16 Kilogramm Gold in der Schweiz
Nuzman droht nun längere Untersuchungshaft. Vor einem Monat war bereits Nuzmans Anwesen im noblen Stadtteil Leblon durchsucht worden – er ist auch seit 22 Jahren der Chef des Nationalen Olympischen Komitees in Brasilien. Durch die Razzia tauchten laut „Globo“weitere Ungereimtheiten auf. So soll Nuzman in der Schweiz in einem Safe rund 16 Kilogramm Gold gelagert haben. In seiner Begründung für den nun ausgestellten Haftbefehl spricht der zuständige Richter, Marcelo da Costa Bretas, deshalb von „einer Behinderung der Untersuchung von Verschleierung des persönlichen Vermögens“. Zudem habe man bei der Razzia Beweise gefunden, dass Nuzman den Großteil seiner Rechnungen bar bezahle, was laut Bretas den Verdacht auf Geldwäsche erhärte.
Ein Sprecher des Internationalen Olympischen Komitees (IOC) teilte in Lausanne mit, man nehme die Festnahme des IOC-Ehrenmitglieds zur Kenntnis. Die brasilianischen Behörden seien um Informationen gebeten worden, um Ermittlungen der IOCEthikkomission gegen Nuzman voranzubringen. „Bis zur Veröffentlichung einer Empfehlung der Ethikkomission wird das IOC in dieser Angelegenheit keine weiteren Kommentare abgeben.“Für Nuzman gelte die Unschuldsvermutung.
Auslöser waren Ermittlungen der französischen Justiz. Laut brasilianischer Staatsanwaltschaft gebe es „starke Indizien“für die dubiosen Zahlungen. Nuzman und Gryner werden verdächtigt, die Zahlungen vermittelt zu haben. Im Rahmen der Operation „Unsauberes Spiel“werden Verbindungen zu Offshore-Konten auf den Britischen Jungferninseln sowie zu Konten in den USA und auf Antigua und Barbuda untersucht.
Der 75 Jahre alte Nuzmann war eines der Gesichter der Olympiabewerbung, Rio 2016 war seine Mission und sein Lebenswerk. Bei der Eröffnungsfeier im Maracanã-Stadion betonte Nuzman bewegt: „Der beste Platz ist jetzt hier“. Man habe es trotz aller Widrigkeiten geschafft.
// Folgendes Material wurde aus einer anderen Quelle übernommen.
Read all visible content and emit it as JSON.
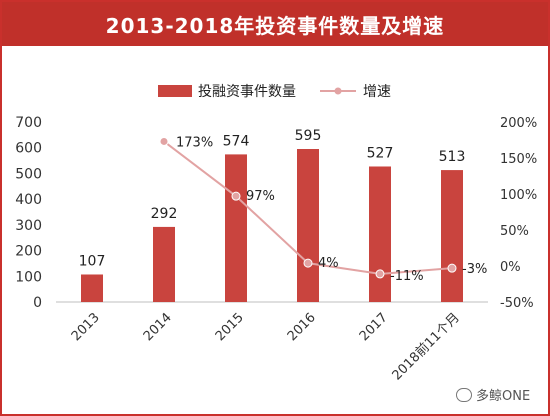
{
  "chart_data": {
    "type": "bar",
    "title": "2013-2018年投资事件数量及增速",
    "categories": [
      "2013",
      "2014",
      "2015",
      "2016",
      "2017",
      "2018前11个月"
    ],
    "series": [
      {
        "name": "投融资事件数量",
        "type": "bar",
        "axis": "left",
        "color": "#c9443e",
        "values": [
          107,
          292,
          574,
          595,
          527,
          513
        ],
        "value_labels": [
          "107",
          "292",
          "574",
          "595",
          "527",
          "513"
        ]
      },
      {
        "name": "增速",
        "type": "line",
        "axis": "right",
        "color": "#e2a3a3",
        "values": [
          null,
          173,
          97,
          4,
          -11,
          -3
        ],
        "value_labels": [
          "",
          "173%",
          "97%",
          "4%",
          "-11%",
          "-3%"
        ]
      }
    ],
    "y_left": {
      "min": 0,
      "max": 700,
      "ticks": [
        "0",
        "100",
        "200",
        "300",
        "400",
        "500",
        "600",
        "700"
      ]
    },
    "y_right": {
      "min": -50,
      "max": 200,
      "ticks": [
        "-50%",
        "0%",
        "50%",
        "100%",
        "150%",
        "200%"
      ]
    },
    "legend_position": "top-center",
    "grid": false
  },
  "watermark": {
    "text": "多鲸ONE",
    "icon": "wechat-icon"
  }
}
IOC-Präsident Thomas Bach stand strahlend daneben. Bei der IOC-Vollversammlung in Lima hatte Bach vor drei Wochen mit Blick auf Nuzman versprochen: „Wenn Beweise vorgelegt werden, werden wir handeln.“Glaubwürdigkeit sei extrem wichtig.
40 Millionen Dollar Schulden
Die ersten Spiele in Südamerika mit Gesamtkosten von mehr als zehn Milliarden Euro gelten heute als Fehlschlag. Für viele Stadien gibt es keine Nachnutzung, im Olympiadorf sind offenbar noch nicht einmal zehn Prozent der mehr als 3000 Wohnungen verkauft worden. Wegen eines Streits mit dem Organisationskomitee um Schäden und ausstehende Zahlungen dafür gammelt auch das berühmte Maracanã vor sich hin. Und: Das IOC weigert sich, eine bis heute bestehende Schuldenlast des Rio-Organisationskomitees von 40 Millionen Dollar zu begleichen.
Sparzwänge im Bundesstaat Rio de Janeiro haben ein Jahr nach Olympia zu einer dramatischen Sicherheitskrise geführt, in vielen Favelas hat das organisierte Verbrechen die Kontrolle zurückgewonnen. Im September gab es im Schnitt 19 Schießereien pro Tag im Bundesstaat Rio de Janeiro. Zuletzt besetzten knapp 1000 Soldaten die größte Favela Rocinha. Die Mordrate im Bundesstaat stieg um zehn Prozent, bis Juni fielen mehr als 2700 Menschen Gewalttaten zum Opfer.